Wer ein wenig mehr erwartet als Sätze, die einem Tränen der Trauer und der Betroffenheit in die Augen treiben sollen, der wird bald enttäuscht sein. Ein wenig seltsam ist, dass Kuipers sich nicht auf die mögliche Stärke ihrer Hauptgeschichte verlassen hat, sondern noch jede Menge Nebenstränge und -probleme eingebaut hat, wie Alkoholismus, Bulimie, Fremdgehen, Krankheit, so dass es zwar ziemlich dick kommt, aber ohne Tiefe.
Manchmal auch erinnert sie daran, wie das Leben zum Klischee werden kann. Der heiße Dan ist ein Junge, mit dem, salopp ausgedrückt, jede ins Bett steigt und sich anschließend darüber aufregt, dass er mit jeder ins Bett steigt.
Zwar ist Sophie die Oberflächlichkeit in ihrem Umfeld zuwider, aber bisweilen gefällt sie sich doch sehr in ihrer eigenen Oberflächlichkeit. Auch Abigail hat ernsthafte Probleme. Sophie und ihre Mutter leiden unter dem gleichen Problem.
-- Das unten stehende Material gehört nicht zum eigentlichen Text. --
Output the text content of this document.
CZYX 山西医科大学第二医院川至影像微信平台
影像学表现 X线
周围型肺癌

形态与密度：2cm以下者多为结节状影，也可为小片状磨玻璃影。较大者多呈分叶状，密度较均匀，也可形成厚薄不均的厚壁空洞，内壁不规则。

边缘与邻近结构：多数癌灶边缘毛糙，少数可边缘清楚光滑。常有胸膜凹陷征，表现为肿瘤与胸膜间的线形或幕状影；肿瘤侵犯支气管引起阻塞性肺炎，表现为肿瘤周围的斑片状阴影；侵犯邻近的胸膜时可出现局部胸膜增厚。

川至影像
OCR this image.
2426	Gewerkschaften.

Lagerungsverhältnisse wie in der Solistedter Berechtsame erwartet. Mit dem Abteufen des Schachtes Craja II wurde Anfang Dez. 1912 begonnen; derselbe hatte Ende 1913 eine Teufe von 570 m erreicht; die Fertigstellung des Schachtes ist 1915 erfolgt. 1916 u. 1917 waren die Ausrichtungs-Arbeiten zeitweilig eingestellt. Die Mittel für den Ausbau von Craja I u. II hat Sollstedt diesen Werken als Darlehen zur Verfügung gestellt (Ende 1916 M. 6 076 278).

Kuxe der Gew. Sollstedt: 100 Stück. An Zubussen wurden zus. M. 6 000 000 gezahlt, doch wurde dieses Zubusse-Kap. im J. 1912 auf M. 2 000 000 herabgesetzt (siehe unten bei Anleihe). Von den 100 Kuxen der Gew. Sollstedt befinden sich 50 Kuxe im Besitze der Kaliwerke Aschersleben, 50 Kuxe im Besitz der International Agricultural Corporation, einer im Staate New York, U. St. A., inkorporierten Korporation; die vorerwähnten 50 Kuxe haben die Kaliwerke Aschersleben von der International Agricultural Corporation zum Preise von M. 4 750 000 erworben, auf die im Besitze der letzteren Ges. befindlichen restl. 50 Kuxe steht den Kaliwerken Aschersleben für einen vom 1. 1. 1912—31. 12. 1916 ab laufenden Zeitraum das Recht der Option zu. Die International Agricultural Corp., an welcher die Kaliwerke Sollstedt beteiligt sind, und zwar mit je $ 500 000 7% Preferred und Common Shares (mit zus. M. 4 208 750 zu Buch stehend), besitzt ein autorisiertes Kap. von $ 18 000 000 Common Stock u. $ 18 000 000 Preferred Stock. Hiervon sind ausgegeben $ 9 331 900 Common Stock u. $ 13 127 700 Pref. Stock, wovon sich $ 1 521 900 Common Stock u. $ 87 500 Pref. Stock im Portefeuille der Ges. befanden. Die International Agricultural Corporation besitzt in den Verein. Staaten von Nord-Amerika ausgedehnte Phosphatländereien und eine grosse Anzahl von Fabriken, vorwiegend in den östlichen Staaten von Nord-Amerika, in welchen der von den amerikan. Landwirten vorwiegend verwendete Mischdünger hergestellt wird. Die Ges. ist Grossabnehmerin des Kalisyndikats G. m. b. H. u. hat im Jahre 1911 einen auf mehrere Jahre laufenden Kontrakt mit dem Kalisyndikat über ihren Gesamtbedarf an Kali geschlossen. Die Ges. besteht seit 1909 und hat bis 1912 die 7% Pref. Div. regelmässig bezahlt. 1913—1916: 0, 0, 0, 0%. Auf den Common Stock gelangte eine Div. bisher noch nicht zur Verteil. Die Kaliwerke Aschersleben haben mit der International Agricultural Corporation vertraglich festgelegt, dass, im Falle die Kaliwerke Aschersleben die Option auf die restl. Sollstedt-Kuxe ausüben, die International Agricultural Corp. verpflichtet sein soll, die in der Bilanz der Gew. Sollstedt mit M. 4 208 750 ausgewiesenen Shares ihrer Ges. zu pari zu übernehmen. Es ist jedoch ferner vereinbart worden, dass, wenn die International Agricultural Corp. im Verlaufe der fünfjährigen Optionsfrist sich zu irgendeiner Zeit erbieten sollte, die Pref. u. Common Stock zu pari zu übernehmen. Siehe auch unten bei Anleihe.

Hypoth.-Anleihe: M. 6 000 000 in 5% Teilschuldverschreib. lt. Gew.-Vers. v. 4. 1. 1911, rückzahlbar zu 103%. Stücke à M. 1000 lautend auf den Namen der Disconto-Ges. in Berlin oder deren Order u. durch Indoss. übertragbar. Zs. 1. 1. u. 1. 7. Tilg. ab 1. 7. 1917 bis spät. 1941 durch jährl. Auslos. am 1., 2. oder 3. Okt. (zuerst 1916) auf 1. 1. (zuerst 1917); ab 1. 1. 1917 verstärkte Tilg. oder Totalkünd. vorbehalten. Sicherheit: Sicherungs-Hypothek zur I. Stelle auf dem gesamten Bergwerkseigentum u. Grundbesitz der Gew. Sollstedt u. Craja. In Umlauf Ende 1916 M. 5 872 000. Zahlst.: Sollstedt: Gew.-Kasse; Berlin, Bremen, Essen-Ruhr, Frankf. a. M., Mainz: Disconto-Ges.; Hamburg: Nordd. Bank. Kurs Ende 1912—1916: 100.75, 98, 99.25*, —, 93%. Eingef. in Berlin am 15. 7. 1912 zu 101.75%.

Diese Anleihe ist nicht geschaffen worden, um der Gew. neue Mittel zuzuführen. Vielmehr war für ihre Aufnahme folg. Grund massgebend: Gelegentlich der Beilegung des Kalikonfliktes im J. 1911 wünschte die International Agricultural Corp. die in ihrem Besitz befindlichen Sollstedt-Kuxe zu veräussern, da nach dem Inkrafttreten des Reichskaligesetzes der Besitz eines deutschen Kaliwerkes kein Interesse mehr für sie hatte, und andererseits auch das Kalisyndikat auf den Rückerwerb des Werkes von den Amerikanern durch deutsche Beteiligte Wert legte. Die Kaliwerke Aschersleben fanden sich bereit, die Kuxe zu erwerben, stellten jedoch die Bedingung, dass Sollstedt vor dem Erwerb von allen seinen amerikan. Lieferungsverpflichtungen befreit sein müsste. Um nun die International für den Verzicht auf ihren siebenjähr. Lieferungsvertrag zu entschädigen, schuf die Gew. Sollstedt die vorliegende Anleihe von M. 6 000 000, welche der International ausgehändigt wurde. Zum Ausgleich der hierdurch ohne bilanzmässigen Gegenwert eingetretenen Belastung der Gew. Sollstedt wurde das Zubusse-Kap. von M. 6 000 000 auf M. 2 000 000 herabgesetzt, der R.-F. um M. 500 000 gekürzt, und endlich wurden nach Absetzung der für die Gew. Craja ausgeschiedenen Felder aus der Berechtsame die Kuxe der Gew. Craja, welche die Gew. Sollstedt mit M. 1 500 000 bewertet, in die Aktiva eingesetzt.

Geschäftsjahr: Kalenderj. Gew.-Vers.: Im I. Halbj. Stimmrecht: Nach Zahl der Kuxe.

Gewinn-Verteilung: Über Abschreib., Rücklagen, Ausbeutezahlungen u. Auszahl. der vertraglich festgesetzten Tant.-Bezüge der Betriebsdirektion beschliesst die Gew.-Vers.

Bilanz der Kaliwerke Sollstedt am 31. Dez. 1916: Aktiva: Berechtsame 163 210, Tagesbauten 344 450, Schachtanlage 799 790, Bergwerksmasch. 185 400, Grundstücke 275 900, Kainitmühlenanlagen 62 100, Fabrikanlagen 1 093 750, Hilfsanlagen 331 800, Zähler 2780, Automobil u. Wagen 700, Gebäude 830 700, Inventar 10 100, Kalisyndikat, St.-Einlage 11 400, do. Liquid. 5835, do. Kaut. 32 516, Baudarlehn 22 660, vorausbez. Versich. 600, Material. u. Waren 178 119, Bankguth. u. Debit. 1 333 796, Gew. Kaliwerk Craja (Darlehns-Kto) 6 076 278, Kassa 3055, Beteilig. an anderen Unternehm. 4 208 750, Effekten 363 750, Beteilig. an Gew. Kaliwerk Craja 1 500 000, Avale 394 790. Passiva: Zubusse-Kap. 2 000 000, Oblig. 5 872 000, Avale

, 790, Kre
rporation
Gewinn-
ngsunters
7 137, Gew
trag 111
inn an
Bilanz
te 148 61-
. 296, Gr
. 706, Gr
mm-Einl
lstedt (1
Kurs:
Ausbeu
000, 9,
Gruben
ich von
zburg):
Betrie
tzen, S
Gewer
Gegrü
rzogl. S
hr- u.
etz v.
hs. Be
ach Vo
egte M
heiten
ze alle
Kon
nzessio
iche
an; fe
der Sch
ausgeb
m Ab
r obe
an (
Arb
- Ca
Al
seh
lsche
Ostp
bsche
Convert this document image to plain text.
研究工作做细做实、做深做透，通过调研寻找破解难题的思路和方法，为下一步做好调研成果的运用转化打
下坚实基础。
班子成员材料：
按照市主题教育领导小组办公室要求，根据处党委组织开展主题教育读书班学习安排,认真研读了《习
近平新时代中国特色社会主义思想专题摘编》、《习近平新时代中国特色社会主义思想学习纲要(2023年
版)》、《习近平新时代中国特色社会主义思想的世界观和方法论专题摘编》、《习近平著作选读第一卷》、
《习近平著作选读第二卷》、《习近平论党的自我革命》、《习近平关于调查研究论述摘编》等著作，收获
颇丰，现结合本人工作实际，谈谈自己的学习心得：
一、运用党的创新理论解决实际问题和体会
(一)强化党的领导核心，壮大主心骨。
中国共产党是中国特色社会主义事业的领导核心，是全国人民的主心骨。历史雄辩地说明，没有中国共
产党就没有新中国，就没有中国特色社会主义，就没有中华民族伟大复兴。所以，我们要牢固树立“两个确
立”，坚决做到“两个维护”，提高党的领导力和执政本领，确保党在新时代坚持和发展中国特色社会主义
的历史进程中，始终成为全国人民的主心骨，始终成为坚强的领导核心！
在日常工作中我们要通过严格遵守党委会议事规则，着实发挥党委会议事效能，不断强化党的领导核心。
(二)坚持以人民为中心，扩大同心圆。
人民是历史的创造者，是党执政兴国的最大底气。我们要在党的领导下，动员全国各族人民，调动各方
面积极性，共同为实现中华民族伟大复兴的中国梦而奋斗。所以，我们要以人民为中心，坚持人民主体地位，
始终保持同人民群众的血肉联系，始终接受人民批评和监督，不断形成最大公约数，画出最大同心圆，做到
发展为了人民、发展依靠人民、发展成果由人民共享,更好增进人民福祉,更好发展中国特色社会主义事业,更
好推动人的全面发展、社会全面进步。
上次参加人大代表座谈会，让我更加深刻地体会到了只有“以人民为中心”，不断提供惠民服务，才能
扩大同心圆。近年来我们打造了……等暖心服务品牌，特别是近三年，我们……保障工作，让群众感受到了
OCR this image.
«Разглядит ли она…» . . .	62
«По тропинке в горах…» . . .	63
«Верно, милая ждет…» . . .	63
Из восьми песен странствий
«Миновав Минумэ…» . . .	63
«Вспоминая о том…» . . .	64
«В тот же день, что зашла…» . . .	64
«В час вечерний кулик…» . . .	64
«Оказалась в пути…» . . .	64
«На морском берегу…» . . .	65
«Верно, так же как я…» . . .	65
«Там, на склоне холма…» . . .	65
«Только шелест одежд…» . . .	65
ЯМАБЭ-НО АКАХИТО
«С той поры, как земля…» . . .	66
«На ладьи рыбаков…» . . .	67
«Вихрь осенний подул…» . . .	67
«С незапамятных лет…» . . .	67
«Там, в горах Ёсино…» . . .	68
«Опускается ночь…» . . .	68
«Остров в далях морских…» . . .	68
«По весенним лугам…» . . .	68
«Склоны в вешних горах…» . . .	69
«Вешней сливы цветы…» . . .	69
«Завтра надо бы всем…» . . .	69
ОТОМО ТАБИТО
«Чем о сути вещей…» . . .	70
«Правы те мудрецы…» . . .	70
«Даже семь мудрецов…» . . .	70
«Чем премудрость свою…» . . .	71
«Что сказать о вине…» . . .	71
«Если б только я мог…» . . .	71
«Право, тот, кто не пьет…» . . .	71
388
Aber die Mutter versucht wenigstens, sich wieder selbst zu stabilisieren und sich um Sophie zu kümmern – was diese zu teils unschönen und aggressiven Reaktionen veranlasst. Hier zeigt sich das Klischee vom armen unfähigen Kind und den Eltern, die aufgrund ihres Erwachsenenstatus dem Leben viel besser gewachsen sein müssen - eine recht naive Sicht der Autorin.
FAZIT
In zumeist knapper und emotionaler Prosa erzählt Alice Kuipers vom Verlust, der Bewältigung eines Traumas, von einem Mädchen, zu dem man kaum Nähe entwickelt. Die Tatsache, dass die Hintergründe selbst aus dramaturgischen Gründen für den Schluss der Erzählung aufgehoben werden, erscheint völlig schräg, auch, wenn man berücksichtigt, dass Sophie viel zu verdrängen sucht. Da sie sich aber mit Hilfe ihrer neuen Freundin bald schon dem Trauma stellt, mag die Frage erlaubt sein, warum ihr Tagebuch sich so geheimnisvoll gibt.